Image: Absa South Africa/ Facebook
The Financial Services Tribunal (FST) has dismissed an application by a former Absa employee who sought to overturn his debarment, ruling that he filed his challenge 18 months late and failed to provide a satisfactory explanation for the delay.
Ditiro Tone was debarred in April 2024 as a registered financial services representative. The debarment prevents him from operating in the financial services industry.
He approached the tribunal in October 2025 — almost 18 months after being notified of his debarment — seeking reconsideration under the Financial Sector Regulation Act.
Under the law, such applications must be filed within 60 days unless good cause for the delay is shown. Tone did not request formal reasons for his debarment and was therefore required to act within that 60-day period.
Tone argued that he believed the Financial Sector Conduct Authority (FSCA) would make the final decision regarding his debarment and formally notify him. He claimed he only discovered “through indirect means” a year later that he had in fact been debarred.
He further alleged that the FSCA failed to provide clear guidance when he attempted to challenge the decision, contributing to the prolonged delay.
However, the tribunal rejected this explanation, finding that Absa had expressly informed Tone of his debarment in April 2024. As a registered representative under the Financial Advisory and Intermediary Services Act (FAIS), he ought to have known that his employer had the authority to debar him.
The panel described the delay as “inordinate” and found his explanation lacked detail and was “wholly insufficient”. It also noted that he failed to produce any evidence of his alleged engagements with the FSCA.
The tribunal ruled that the inadequate explanation alone was sufficient to dismiss the application.

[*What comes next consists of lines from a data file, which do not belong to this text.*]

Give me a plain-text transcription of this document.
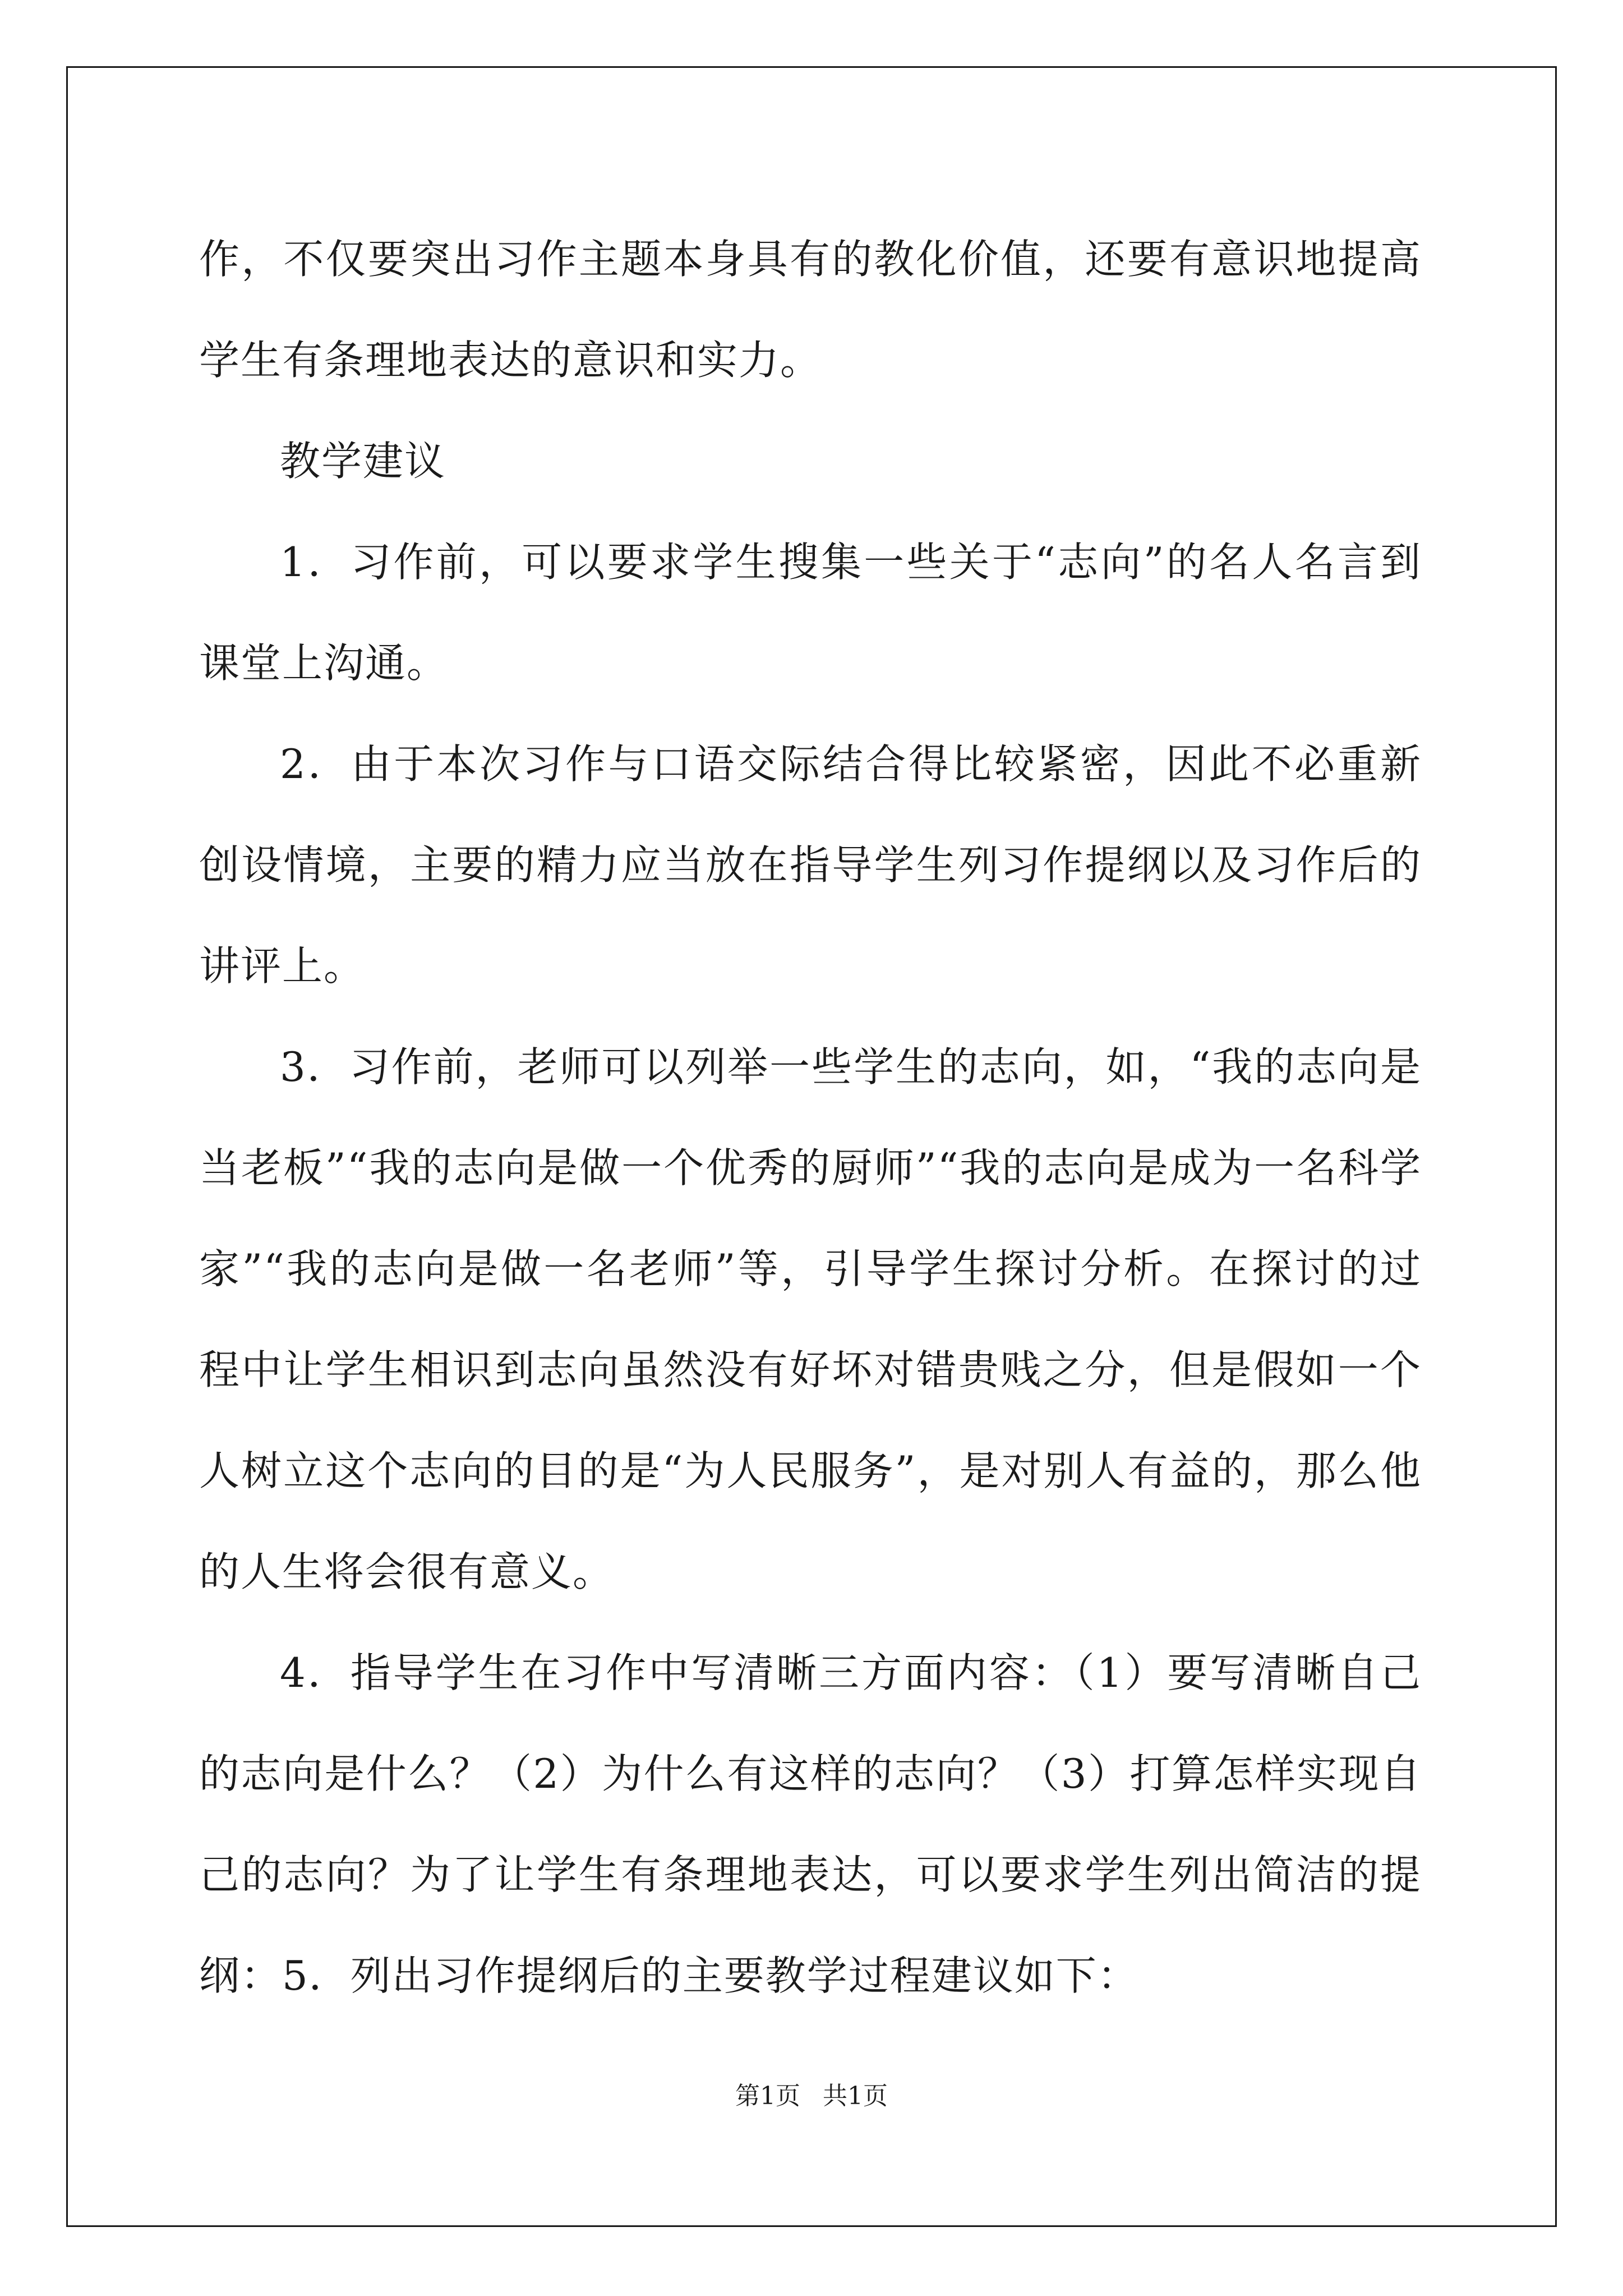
作，不仅要突出习作主题本身具有的教化价值，还要有意识地提高学生有条理地表达的意识和实力。

教学建议

1．习作前，可以要求学生搜集一些关于“志向”的名人名言到课堂上沟通。

2．由于本次习作与口语交际结合得比较紧密，因此不必重新创设情境，主要的精力应当放在指导学生列习作提纲以及习作后的讲评上。

3．习作前，老师可以列举一些学生的志向，如，“我的志向是当老板”“我的志向是做一个优秀的厨师”“我的志向是成为一名科学家”“我的志向是做一名老师”等，引导学生探讨分析。在探讨的过程中让学生相识到志向虽然没有好坏对错贵贱之分，但是假如一个人树立这个志向的目的是“为人民服务”，是对别人有益的，那么他的人生将会很有意义。

4．指导学生在习作中写清晰三方面内容：（1）要写清晰自己的志向是什么？（2）为什么有这样的志向？（3）打算怎样实现自己的志向？为了让学生有条理地表达，可以要求学生列出简洁的提纲：5．列出习作提纲后的主要教学过程建议如下：

第1页 共1页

The tribunal further found that, even if condonation had been granted, Tone’s reconsideration application had poor prospects of success.

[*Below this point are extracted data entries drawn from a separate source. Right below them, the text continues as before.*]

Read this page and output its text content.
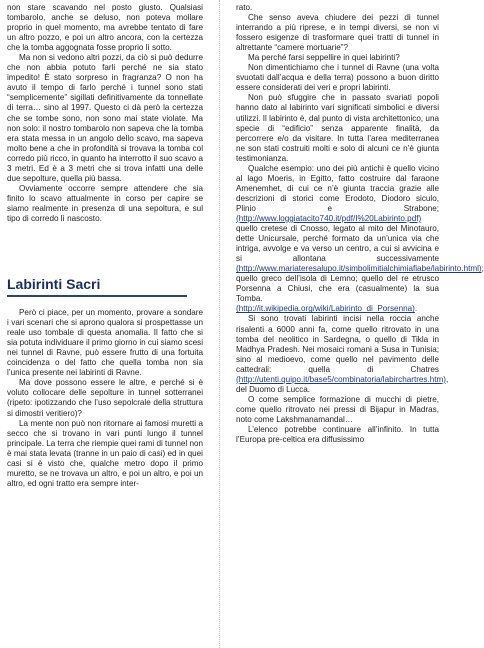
non stare scavando nel posto giusto. Qualsiasi tombarolo, anche se deluso, non poteva mollare proprio in quel momento, ma avrebbe tentato di fare un altro pozzo, e poi un altro ancora, con la certezza che la tomba aggognata fosse proprio lì sotto.

Ma non si vedono altri pozzi, da ciò si può dedurre che non abbia potuto farli perché ne sia stato impedito! È stato sorpreso in fragranza? O non ha avuto il tempo di farlo perché i tunnel sono stati “semplicemente” sigillati definitivamente da tonnellate di terra… sino al 1997. Questo ci dà però la certezza che se tombe sono, non sono mai state violate. Ma non solo: il nostro tombarolo non sapeva che la tomba era stata messa in un angolo dello scavo, ma sapeva molto bene a che in profondità si trovava la tomba col corredo più ricco, in quanto ha interrotto il suo scavo a 3 metri. Ed è a 3 metri che si trova infatti una delle due sepolture, quella più bassa.

Ovviamente occorre sempre attendere che sia finito lo scavo attualmente in corso per capire se siamo realmente in presenza di una sepoltura, e sul tipo di corredo lì nascosto.

Labirinti Sacri

Però ci piace, per un momento, provare a sondare i vari scenari che si aprono qualora si prospettasse un reale uso tombale di questa anomalia. Il fatto che si sia potuta individuare il primo giorno in cui siamo scesi nei tunnel di Ravne, può essere frutto di una fortuita coincidenza o del fatto che quella tomba non sia l’unica presente nei labirinti di Ravne.

Ma dove possono essere le altre, e perché si è voluto collocare delle sepolture in tunnel sotterranei (ripeto: ipotizzando che l’uso sepolcrale della struttura si dimostri veritiero)?

La mente non può non ritornare ai famosi muretti a secco che si trovano in vari punti lungo il tunnel principale. La terra che riempie quei rami di tunnel non è mai stata levata (tranne in un paio di casi) ed in quei casi si è visto che, qualche metro dopo il primo muretto, se ne trovava un altro, e poi un altro, e poi un altro, ed ogni tratto era sempre inter-

rato.

Che senso aveva chiudere dei pezzi di tunnel interrando a più riprese, e in tempi diversi, se non vi fossero esigenze di trasformare quei tratti di tunnel in altrettante “camere mortuarie”?

Ma perché farsi seppellire in quei labirinti?

Non dimentichiamo che i tunnel di Ravne (una volta svuotati dall’acqua e della terra) possono a buon diritto essere considerati dei veri e propri labirinti.

Non può sfuggire che in passato svariati popoli hanno dato al labirinto vari significati simbolici e diversi utilizzi. Il labirinto è, dal punto di vista architettonico, una specie di “edificio” senza apparente finalità, da percorrere e/o da visitare. In tutta l’area mediterranea ne son stati costruiti molti e solo di alcuni ce n’è giunta testimonianza.

Qualche esempio: uno dei più antichi è quello vicino al lago Moeris, in Egitto, fatto costruire dal faraone Amenemhet, di cui ce n’è giunta traccia grazie alle descrizioni di storici come Erodoto, Diodoro siculo, Plinio e Strabone; (http://www.loggiatacito740.it/pdf/I%20Labirinto.pdf) quello cretese di Cnosso, legato al mito del Minotauro, dette Unicursale, perché formato da un’unica via che intriga, avvolge e va verso un centro, a cui si avvicina e si allontana successivamente (http://www.mariateresalupo.it/simbolimitialchimiafiabe/labirinto.html); quello greco dell’isola di Lemno; quello del re etrusco Porsenna a Chiusi, che era (casualmente) la sua Tomba. (http://it.wikipedia.org/wiki/Labirinto_di_Porsenna).

Si sono trovati labirinti incisi nella roccia anche risalenti a 6000 anni fa, come quello ritrovato in una tomba del neolitico in Sardegna, o quello di Tikla in Madhya Pradesh. Nei mosaici romani a Susa in Tunisia; sino al medioevo, come quello nel pavimento delle cattedrali: quella di Chatres (http://utenti.quipo.it/base5/combinatoria/labirchartres.htm), del Duomo di Lucca.

O come semplice formazione di mucchi di pietre, come quello ritrovato nei pressi di Bijapur in Madras, noto come Lakshmanamandal…

L’elenco potrebbe continuare all’infinito. In tutta l’Europa pre-celtica era diffusissimo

It emerged during Absa’s investigation that Tone allegedly colluded with a third party, identified as “Meravan”, to facilitate credit applications that should not have been approved.

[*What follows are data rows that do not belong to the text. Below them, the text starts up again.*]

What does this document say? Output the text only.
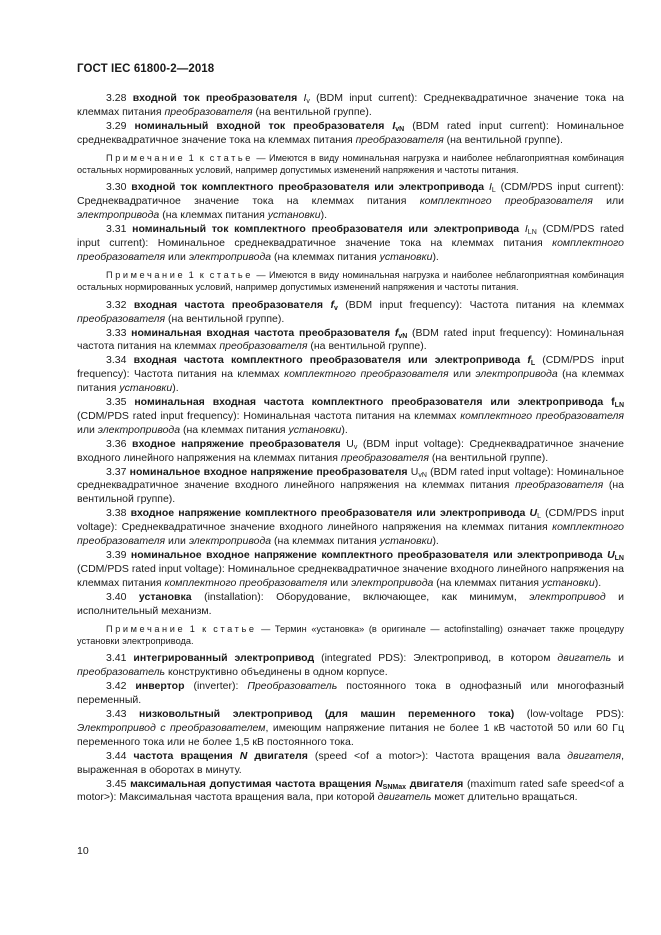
ГОСТ IEC 61800-2—2018

3.28 входной ток преобразователя $I_v$ (BDM input current): Среднеквадратичное значение тока на клеммах питания преобразователя (на вентильной группе).

3.29 номинальный входной ток преобразователя $I_{vN}$ (BDM rated input current): Номинальное среднеквадратичное значение тока на клеммах питания преобразователя (на вентильной группе).

Примечание 1 к статье — Имеются в виду номинальная нагрузка и наиболее неблагоприятная комбинация остальных нормированных условий, например допустимых изменений напряжения и частоты питания.

3.30 входной ток комплектного преобразователя или электропривода $I_L$ (CDM/PDS input current): Среднеквадратичное значение тока на клеммах питания комплектного преобразователя или электропривода (на клеммах питания установки).

3.31 номинальный ток комплектного преобразователя или электропривода $I_{LN}$ (CDM/PDS rated input current): Номинальное среднеквадратичное значение тока на клеммах питания комплектного преобразователя или электропривода (на клеммах питания установки).

Примечание 1 к статье — Имеются в виду номинальная нагрузка и наиболее неблагоприятная комбинация остальных нормированных условий, например допустимых изменений напряжения и частоты питания.

3.32 входная частота преобразователя $f_v$ (BDM input frequency): Частота питания на клеммах преобразователя (на вентильной группе).

3.33 номинальная входная частота преобразователя $f_{vN}$ (BDM rated input frequency): Номинальная частота питания на клеммах преобразователя (на вентильной группе).

3.34 входная частота комплектного преобразователя или электропривода $f_L$ (CDM/PDS input frequency): Частота питания на клеммах комплектного преобразователя или электропривода (на клеммах питания установки).

3.35 номинальная входная частота комплектного преобразователя или электропривода $f_{LN}$ (CDM/PDS rated input frequency): Номинальная частота питания на клеммах комплектного преобразователя или электропривода (на клеммах питания установки).

3.36 входное напряжение преобразователя $U_v$ (BDM input voltage): Среднеквадратичное значение входного линейного напряжения на клеммах питания преобразователя (на вентильной группе).

3.37 номинальное входное напряжение преобразователя $U_{vN}$ (BDM rated input voltage): Номинальное среднеквадратичное значение входного линейного напряжения на клеммах питания преобразователя (на вентильной группе).

3.38 входное напряжение комплектного преобразователя или электропривода $U_L$ (CDM/PDS input voltage): Среднеквадратичное значение входного линейного напряжения на клеммах питания комплектного преобразователя или электропривода (на клеммах питания установки).

3.39 номинальное входное напряжение комплектного преобразователя или электропривода $U_{LN}$ (CDM/PDS rated input voltage): Номинальное среднеквадратичное значение входного линейного напряжения на клеммах питания комплектного преобразователя или электропривода (на клеммах питания установки).

3.40 установка (installation): Оборудование, включающее, как минимум, электропривод и исполнительный механизм.

Примечание 1 к статье — Термин «установка» (в оригинале — actofinstalling) означает также процедуру установки электропривода.

3.41 интегрированный электропривод (integrated PDS): Электропривод, в котором двигатель и преобразователь конструктивно объединены в одном корпусе.

3.42 инвертор (inverter): Преобразователь постоянного тока в однофазный или многофазный переменный.

3.43 низковольтный электропривод (для машин переменного тока) (low-voltage PDS): Электропривод с преобразователем, имеющим напряжение питания не более 1 кВ частотой 50 или 60 Гц переменного тока или не более 1,5 кВ постоянного тока.

3.44 частота вращения N двигателя (speed <of a motor>): Частота вращения вала двигателя, выраженная в оборотах в минуту.

3.45 максимальная допустимая частота вращения $N_{SNMax}$ двигателя (maximum rated safe speed<of a motor>): Максимальная частота вращения вала, при которой двигатель может длительно вращаться.

10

Although Tone maintained that he was not responsible for granting or extending credit, Absa found that he facilitated suspicious applications, failed to identify red flags, and, in some instances, assisted clients with letters of motivation.
WhatsApp messages uncovered during the investigation appeared to show regular communication between Tone and Meravan about the progress of various loan and credit card applications. In some messages, Meravan pressed for updates on clients, while Tone complained that the credit and fraud departments were “killing us” by not approving applications.
The investigation also revealed that once credit was granted, funds were quickly withdrawn and the accounts were later classified as bad debt and fraud, resulting in significant financial losses to the bank.
Another Absa employee reported receiving nearly 20 applications from Tone involving clients based in KwaZulu-Natal, despite Tone being stationed at the bank’s Montana branch in Pretoria. The applications were flagged as highly suspicious and referred to the fraud department, where they were ultimately declined.
The tribunal found that Tone failed to provide adequate explanations for the WhatsApp communications, his relationship with Meravan, or the suspicious applications he submitted.
In its final order, the tribunal dismissed the application for condonation of the late filing. As a result, the reconsideration application could not proceed.